Da’wah harus didahului dengan
ilmu, karena siapa yang berda’wah tanpa ilmu maka ia akan lebih banyak merusak
daripada memperbaiki. Oleh karena itu, sebelum berda’wah seorang da’i harus
memiliki ilmu yang mapan. Dan tidaklah seseorang itu berkata tanpa didasari
oleh ilmu, melainkan dia telah menggunakan ra’yunya dan nafs (perasaan)nya
didalam berda’wah. Allah Subhanahu
wa Ta’ala berfirman:
Artinya: ”Dan janganlah kamu
mengikuti apa yang kamu tidak mempunyai pengetahuan tentangnya. Sesungguhnya
pendengaran, penglihatan dan hati, semuanya itu akan diminta pertanggungan
jawabnya.” (QS. al-Israa’ 17:36)
Ayat diatas menjelaskan bahwa:
- Dilarang menetapkan sesuatu, baik dengan perkataan atau perbuatan tanpa ilmu.

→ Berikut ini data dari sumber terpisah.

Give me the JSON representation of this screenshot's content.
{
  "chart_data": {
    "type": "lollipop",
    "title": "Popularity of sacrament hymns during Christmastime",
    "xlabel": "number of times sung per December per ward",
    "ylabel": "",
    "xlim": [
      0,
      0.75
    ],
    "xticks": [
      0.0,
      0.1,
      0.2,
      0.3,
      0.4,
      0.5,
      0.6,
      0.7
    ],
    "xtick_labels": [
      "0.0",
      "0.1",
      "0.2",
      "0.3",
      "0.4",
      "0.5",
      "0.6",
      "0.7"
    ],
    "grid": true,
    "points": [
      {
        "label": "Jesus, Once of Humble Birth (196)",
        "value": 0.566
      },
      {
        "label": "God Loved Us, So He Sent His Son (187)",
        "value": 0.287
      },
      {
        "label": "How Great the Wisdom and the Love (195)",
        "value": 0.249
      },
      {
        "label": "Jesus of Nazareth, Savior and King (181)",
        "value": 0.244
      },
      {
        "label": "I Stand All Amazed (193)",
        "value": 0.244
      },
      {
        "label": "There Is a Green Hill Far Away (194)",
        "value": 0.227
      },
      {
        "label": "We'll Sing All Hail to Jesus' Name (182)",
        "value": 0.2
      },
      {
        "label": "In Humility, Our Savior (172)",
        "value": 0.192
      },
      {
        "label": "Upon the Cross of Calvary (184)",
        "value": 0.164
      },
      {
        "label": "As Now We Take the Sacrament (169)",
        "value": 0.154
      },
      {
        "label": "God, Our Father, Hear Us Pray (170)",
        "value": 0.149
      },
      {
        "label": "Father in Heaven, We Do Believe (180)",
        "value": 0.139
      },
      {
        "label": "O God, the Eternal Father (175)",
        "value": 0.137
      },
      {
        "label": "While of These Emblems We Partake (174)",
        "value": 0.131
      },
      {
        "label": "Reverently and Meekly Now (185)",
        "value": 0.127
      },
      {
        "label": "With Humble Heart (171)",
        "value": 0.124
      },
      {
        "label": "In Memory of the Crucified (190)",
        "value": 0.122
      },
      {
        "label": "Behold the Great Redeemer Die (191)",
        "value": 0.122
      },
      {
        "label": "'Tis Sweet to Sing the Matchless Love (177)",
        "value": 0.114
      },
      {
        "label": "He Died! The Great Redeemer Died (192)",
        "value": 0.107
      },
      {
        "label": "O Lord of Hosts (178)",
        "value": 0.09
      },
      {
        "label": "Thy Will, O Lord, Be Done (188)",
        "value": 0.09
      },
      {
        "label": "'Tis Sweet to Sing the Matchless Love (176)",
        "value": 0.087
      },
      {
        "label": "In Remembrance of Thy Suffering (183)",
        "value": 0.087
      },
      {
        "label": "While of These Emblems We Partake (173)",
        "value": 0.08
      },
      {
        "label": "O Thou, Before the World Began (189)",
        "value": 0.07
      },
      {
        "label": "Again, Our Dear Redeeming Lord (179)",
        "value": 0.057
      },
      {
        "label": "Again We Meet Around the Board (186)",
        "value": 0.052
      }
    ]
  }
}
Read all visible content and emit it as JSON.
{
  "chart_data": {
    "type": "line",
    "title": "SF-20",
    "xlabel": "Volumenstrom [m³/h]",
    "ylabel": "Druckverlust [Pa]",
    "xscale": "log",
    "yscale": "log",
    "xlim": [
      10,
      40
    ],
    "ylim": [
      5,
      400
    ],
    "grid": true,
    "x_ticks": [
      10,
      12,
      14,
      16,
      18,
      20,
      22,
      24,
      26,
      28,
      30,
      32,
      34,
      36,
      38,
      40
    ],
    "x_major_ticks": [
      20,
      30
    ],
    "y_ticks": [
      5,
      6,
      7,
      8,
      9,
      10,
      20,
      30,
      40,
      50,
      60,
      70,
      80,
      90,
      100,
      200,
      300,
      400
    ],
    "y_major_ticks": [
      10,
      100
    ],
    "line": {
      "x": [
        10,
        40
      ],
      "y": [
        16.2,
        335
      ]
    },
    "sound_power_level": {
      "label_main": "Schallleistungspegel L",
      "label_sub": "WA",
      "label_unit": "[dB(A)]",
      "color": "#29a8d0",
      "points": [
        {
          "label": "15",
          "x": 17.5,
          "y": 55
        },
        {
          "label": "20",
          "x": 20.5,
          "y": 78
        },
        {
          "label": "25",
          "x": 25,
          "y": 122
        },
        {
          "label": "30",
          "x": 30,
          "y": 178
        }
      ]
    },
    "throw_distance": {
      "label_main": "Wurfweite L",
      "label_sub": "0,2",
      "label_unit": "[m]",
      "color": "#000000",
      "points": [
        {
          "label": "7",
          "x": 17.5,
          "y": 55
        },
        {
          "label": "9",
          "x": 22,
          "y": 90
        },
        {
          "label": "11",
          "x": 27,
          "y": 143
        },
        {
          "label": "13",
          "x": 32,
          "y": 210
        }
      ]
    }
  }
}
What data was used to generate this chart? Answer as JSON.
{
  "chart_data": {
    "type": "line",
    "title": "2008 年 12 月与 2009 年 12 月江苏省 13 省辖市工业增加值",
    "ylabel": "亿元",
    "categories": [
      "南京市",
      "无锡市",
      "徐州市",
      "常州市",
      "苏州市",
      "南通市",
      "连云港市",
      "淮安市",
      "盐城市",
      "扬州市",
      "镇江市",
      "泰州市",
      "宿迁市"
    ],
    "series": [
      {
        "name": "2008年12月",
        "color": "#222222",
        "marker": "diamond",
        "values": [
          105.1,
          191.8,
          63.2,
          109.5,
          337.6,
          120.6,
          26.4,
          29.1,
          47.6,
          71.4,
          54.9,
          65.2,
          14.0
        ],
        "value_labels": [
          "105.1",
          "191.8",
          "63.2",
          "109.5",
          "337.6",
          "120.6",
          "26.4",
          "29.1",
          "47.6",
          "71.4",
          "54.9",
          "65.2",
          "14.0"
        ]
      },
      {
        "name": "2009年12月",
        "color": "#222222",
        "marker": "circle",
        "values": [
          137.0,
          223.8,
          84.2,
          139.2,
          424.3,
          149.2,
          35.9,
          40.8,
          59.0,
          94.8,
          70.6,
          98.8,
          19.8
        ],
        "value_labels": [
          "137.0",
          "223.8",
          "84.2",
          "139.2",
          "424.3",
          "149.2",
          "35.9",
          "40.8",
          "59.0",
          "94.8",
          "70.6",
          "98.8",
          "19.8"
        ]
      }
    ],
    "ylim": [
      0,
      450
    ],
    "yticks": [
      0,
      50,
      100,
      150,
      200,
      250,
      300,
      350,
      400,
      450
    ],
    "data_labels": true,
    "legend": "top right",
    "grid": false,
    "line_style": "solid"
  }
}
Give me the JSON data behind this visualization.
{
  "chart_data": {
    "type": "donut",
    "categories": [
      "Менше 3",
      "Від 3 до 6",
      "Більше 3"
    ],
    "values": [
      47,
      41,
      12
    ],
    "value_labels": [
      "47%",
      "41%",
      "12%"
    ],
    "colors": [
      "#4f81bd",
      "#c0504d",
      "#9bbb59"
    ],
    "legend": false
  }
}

- Ilmu harus didahulukan sebelum berkata dan berbuat.
- Islam mendasari segala sesuatunya dengan ilmu.
Seperti yang telah
diketahui, bahwa pada zaman sekarang ini telah banyak bermunculan para khutoba’
dan semakin sedikitnya ahli ilmu. Dan yang paling banyak adalah khutobaa’ yang
mengeluarkan fatwa dan jawaban yang sesat dan menyesatkan. Rasulullah Shallallahu ’Alaihi wa Sallam pernah mengabarkan tentang hal ini:
Artinya:
”Sesungguhnya kamu pada hari ini berada pada zaman dimana banyak sekali
ulamanya dan sedikit sekali khutobaa’nya, barang siapa yang meninggalkan
sepersepuluh dari apa yang telah ia ketahui (dari urusan agamanya) maka
sesungguhnya ia telah mengikuti hawa nafsu. Dan akan datang nanti suatu zaman
dimana banyak sekali khutobaa’nya dan sedikit sekali ulamanya, barang siapa
yang berpegang dengan sepersepuluh dari apa yang telah ia ketahui (dari urusan
agamanya), maka sesungguhnya ia telah selamat.”[1]
Seorang yang berbicara
tanpa ilmu, maka sesungguhnya dia telah sesat dan menyesatkan orang lain. Dan
apabila seseorang yang tidak memiliki ilmu kemudian memberi fatwa kepada orang
lain, maka dia berdosa dan dia juga akan menanggung dosa orang yang diberi
fatwa, sebagaimana sabda Rasulullah Shallallahu ’Alaihi wa Sallam:
Artinya:
”Barangsiapa yang berfatwa (dalam lafadz yang lain: Barang siapa yang diberi
fatwa) tanpa ilmu, maka dosanya ditanggung oleh orang yang memberi fatwa
kepadanya. Dan barangsiapa yang mengisyaratkan (menunjuki) kepada saudaranya
tentang sesuatu urusan, padahal dia tahu bahwa yang lebih baik selain dari yang
dia tunjuki, maka sesungguhnya dia telah mengkhianatinya.”[2]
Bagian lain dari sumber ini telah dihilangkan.